Auch hier stimmte der Richter sofort zu, die Verteidigung beharrte diesmal jedoch auf dem Verlesen der Begründung.
Im Folgenden wurde dann ausgeführt, dass §30 StGB (Verabredung) aufgrund der Vorverlagerung der Strafbarkeit weit vor den Versuch, eine ausreichende Konkretisierung der Tatpläne erfordert, auch hinsichtlich des Tatobjektes. Der bloße Umstand, dass die Angeklagten in der Nähe von Kabelschächten festgenommen wurden, reiche dafür nicht aus. Da an den Kabelschächten weder Manipulationen festgestellt werden konnten, noch ermittelt wurde, ob sich in den Schächten denn überhaupt Kabel befänden, sei der in der Nähe befindliche Telefonmast als ein nicht weniger wahrscheinliches Tatobjekt in Betracht zu ziehen. Die erforderliche Konkretisierung wäre so nicht mehr gegeben.
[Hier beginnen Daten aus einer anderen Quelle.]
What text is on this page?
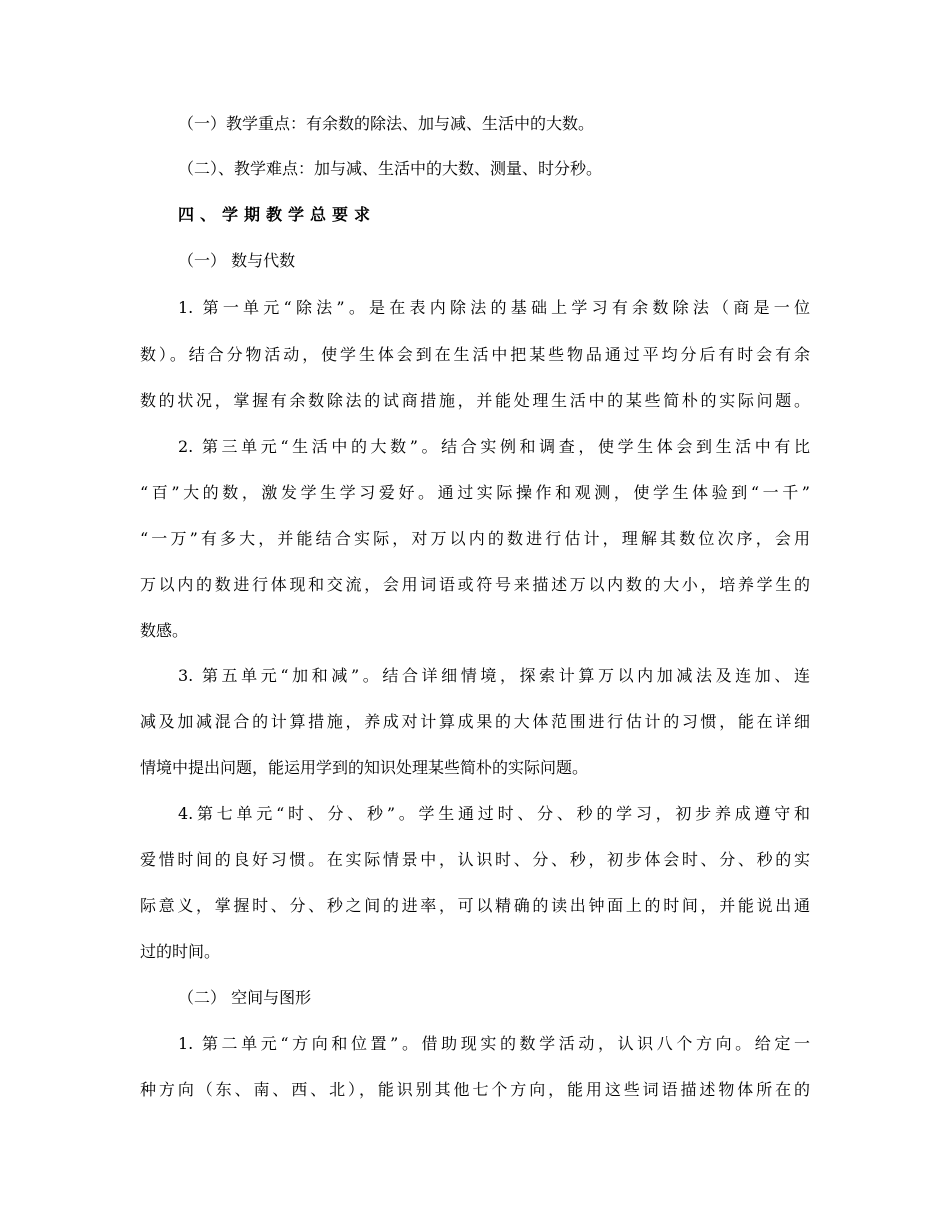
（一）教学重点：有余数的除法、加与减、生活中的大数。
（二）、教学难点：加与减、生活中的大数、测量、时分秒。
四、学期教学总要求
（一） 数与代数
1. 第一单元“除法”。是在表内除法的基础上学习有余数除法（商是一位
数）。结合分物活动，使学生体会到在生活中把某些物品通过平均分后有时会有余
数的状况，掌握有余数除法的试商措施，并能处理生活中的某些简朴的实际问题。
2. 第三单元“生活中的大数”。结合实例和调查，使学生体会到生活中有比
“百”大的数，激发学生学习爱好。通过实际操作和观测，使学生体验到“一千”
“一万”有多大，并能结合实际，对万以内的数进行估计，理解其数位次序，会用
万以内的数进行体现和交流，会用词语或符号来描述万以内数的大小，培养学生的
数感。
3. 第五单元“加和减”。结合详细情境，探索计算万以内加减法及连加、连
减及加减混合的计算措施，养成对计算成果的大体范围进行估计的习惯，能在详细
情境中提出问题，能运用学到的知识处理某些简朴的实际问题。
4.第七单元“时、分、秒”。学生通过时、分、秒的学习，初步养成遵守和
爱惜时间的良好习惯。在实际情景中，认识时、分、秒，初步体会时、分、秒的实
际意义，掌握时、分、秒之间的进率，可以精确的读出钟面上的时间，并能说出通
过的时间。
（二） 空间与图形
1. 第二单元“方向和位置”。借助现实的数学活动，认识八个方向。给定一
种方向（东、南、西、北），能识别其他七个方向，能用这些词语描述物体所在的
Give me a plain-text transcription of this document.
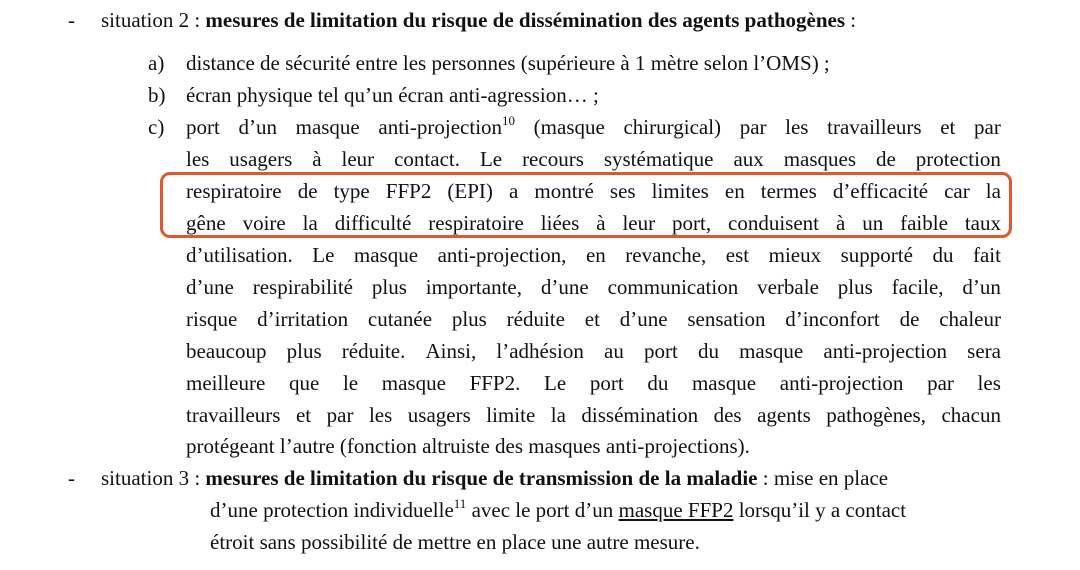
- situation 2 : mesures de limitation du risque de dissémination des agents pathogènes :
a) distance de sécurité entre les personnes (supérieure à 1 mètre selon l’OMS) ;
b) écran physique tel qu’un écran anti-agression… ;
c) port d’un masque anti-projection$^{10}$ (masque chirurgical) par les travailleurs et par
les usagers à leur contact. Le recours systématique aux masques de protection
respiratoire de type FFP2 (EPI) a montré ses limites en termes d’efficacité car la
gêne voire la difficulté respiratoire liées à leur port, conduisent à un faible taux
d’utilisation. Le masque anti-projection, en revanche, est mieux supporté du fait
d’une respirabilité plus importante, d’une communication verbale plus facile, d’un
risque d’irritation cutanée plus réduite et d’une sensation d’inconfort de chaleur
beaucoup plus réduite. Ainsi, l’adhésion au port du masque anti-projection sera
meilleure que le masque FFP2. Le port du masque anti-projection par les
travailleurs et par les usagers limite la dissémination des agents pathogènes, chacun
protégeant l’autre (fonction altruiste des masques anti-projections).
- situation 3 : mesures de limitation du risque de transmission de la maladie : mise en place
d’une protection individuelle$^{11}$ avec le port d’un masque FFP2 lorsqu’il y a contact
étroit sans possibilité de mettre en place une autre mesure.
Des Weiteren sei es fraglich, ob es sich bei den von der Anklage konstruierten Vorwürfen überhaupt um eine Brandstiftung im Sinne des §306 StGB handele. Dieser Tatbestand stelle die Brandstiftung an Betriebsstätten und technischen Einrichtungen unter Strafe. Ob mutmaßlich vor Ort vorhandene Signalkabel als technische Einrichtungen im Sinne des Gesetzgebers gelten können, sei in Frage zu stellen. Darüber hinaus ziele die Strafbarkeit des §306 StGB auf eine mit der Brandstiftung verbundene Gemeingefährlichkeit ab. Diese läge im konkreten Fall ebenso nicht vor. Die Inbrandsetzung von Kabeln in einem Kabelschacht hätte keine weiteren Folgen als das bloße mechanische Durchtrennen der Kabel. Eine Beschädigung anderer Sachen oder Personen durch das Feuer sei ausgeschlossen. Eine solche Tat müsste dementsprechend als Sachbeschädigung behandelt werden. Da somit der Verbrechenstatbestand nicht mehr vorliege, sei auch eine Strafbarkeit der angeklagten Tatverabredung nicht gegeben. Die Angeklagten wären folglich freizusprechen.